Dietrich emerged as an icon long before her 1992 death. Maximilian Schell pestered her for his 1984 documentary Marlene, and she finally agreed to participate only if she was not filmed; her words appear only in audio interviews overlaid over the rest of the film's footage. She delivers generally caustic comments, and derides her numerous biographers. She was a recluse in her final years, bedridden at her Avenue Montaigne apartment. A paparazzo once paid a tree - cutting crane operator to help him take photographs through her window, and the images sold for a small fortune. "They showed a small, defenceless figure in a crumpled bed in a shabby room," wrote Dalrymple in the Sunday Times. "Nearly 90, there was only one recognisable feature of the classic beauty that had haunted the 20th century[:] the eyes. Once they had been steely, mocking and defiant. Now they were filled only with fear, bewilderment and hopelessness."

Circus - Like Funeral

Dietrich died on May 6, 1992, in Paris, but controversy over her legacy swirled for some time after her death. She allegedly wanted to be buried in France, while others claimed she had hoped to be laid to rest next to her mother in a Berlin cemetery. The German side won, and her funeral there became a circus. The Berlin homecoming was all the more bittersweet for the fact that she had remained a pariah in Germany long after the end of World War II and the Nazi defeat. The conservative press regularly vilified her, and protesters turned up outside one series of concert engagements. Even after her death, a debate whether to name a Berlin street in her honor raged for months.

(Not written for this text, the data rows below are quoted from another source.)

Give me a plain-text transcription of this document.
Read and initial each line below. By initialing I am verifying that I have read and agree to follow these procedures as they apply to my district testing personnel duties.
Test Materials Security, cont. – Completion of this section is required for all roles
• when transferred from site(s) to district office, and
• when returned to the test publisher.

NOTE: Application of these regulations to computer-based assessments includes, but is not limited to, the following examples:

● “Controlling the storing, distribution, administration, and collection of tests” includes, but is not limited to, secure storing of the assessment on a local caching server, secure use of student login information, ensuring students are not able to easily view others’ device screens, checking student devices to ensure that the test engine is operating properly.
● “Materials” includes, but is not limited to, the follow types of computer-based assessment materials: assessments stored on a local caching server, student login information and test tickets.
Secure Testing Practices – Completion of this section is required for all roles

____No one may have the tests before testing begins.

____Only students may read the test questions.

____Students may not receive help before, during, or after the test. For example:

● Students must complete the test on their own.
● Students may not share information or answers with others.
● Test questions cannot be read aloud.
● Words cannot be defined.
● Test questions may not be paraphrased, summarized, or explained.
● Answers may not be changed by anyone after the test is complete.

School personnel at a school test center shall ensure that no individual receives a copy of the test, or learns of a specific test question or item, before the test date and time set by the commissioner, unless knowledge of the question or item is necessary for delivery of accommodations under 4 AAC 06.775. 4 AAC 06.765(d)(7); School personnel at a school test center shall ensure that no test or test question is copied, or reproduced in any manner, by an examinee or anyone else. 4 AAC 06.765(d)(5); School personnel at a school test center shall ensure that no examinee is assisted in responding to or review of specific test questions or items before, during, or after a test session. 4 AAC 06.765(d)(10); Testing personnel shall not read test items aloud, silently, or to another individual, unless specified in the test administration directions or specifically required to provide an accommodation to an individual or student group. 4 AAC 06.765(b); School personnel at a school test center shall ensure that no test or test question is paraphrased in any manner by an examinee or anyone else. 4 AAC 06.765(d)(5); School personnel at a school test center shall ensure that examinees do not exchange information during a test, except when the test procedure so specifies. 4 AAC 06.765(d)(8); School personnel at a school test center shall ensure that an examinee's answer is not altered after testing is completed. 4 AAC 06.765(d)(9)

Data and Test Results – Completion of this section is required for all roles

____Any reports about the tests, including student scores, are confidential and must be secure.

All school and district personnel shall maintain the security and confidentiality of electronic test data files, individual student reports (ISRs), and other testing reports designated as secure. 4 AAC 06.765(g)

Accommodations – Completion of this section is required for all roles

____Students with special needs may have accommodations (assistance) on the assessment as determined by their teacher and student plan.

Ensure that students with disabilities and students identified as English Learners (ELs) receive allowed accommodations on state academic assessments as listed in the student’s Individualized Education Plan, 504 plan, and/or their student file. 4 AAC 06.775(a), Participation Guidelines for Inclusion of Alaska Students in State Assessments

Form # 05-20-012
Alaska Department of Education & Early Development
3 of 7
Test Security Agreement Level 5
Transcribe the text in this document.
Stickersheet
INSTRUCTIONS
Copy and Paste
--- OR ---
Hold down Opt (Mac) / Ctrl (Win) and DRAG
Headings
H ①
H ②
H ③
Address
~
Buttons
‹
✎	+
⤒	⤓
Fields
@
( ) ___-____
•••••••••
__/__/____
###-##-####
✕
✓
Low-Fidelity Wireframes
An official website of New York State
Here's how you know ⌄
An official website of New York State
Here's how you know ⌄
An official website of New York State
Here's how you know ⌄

The final indignity, for a woman who had guarded her private life so valiantly, came a year after Dietrich's death, when her daughter Maria Riva wrote a scathing memoir that excoriated the star's longest role, that of mother. Nevertheless, Dietrich was close to Riva and to her grandchildren, and spoke to them on a near - daily basis in the years before her death. Riva's reasons for writing her tell - all book, in which Dietrich comes across as callous and demanding, might be summarized by one of her mother's many famous pronouncements: "We all regret our youth," she said, according to People, "once we have lost it."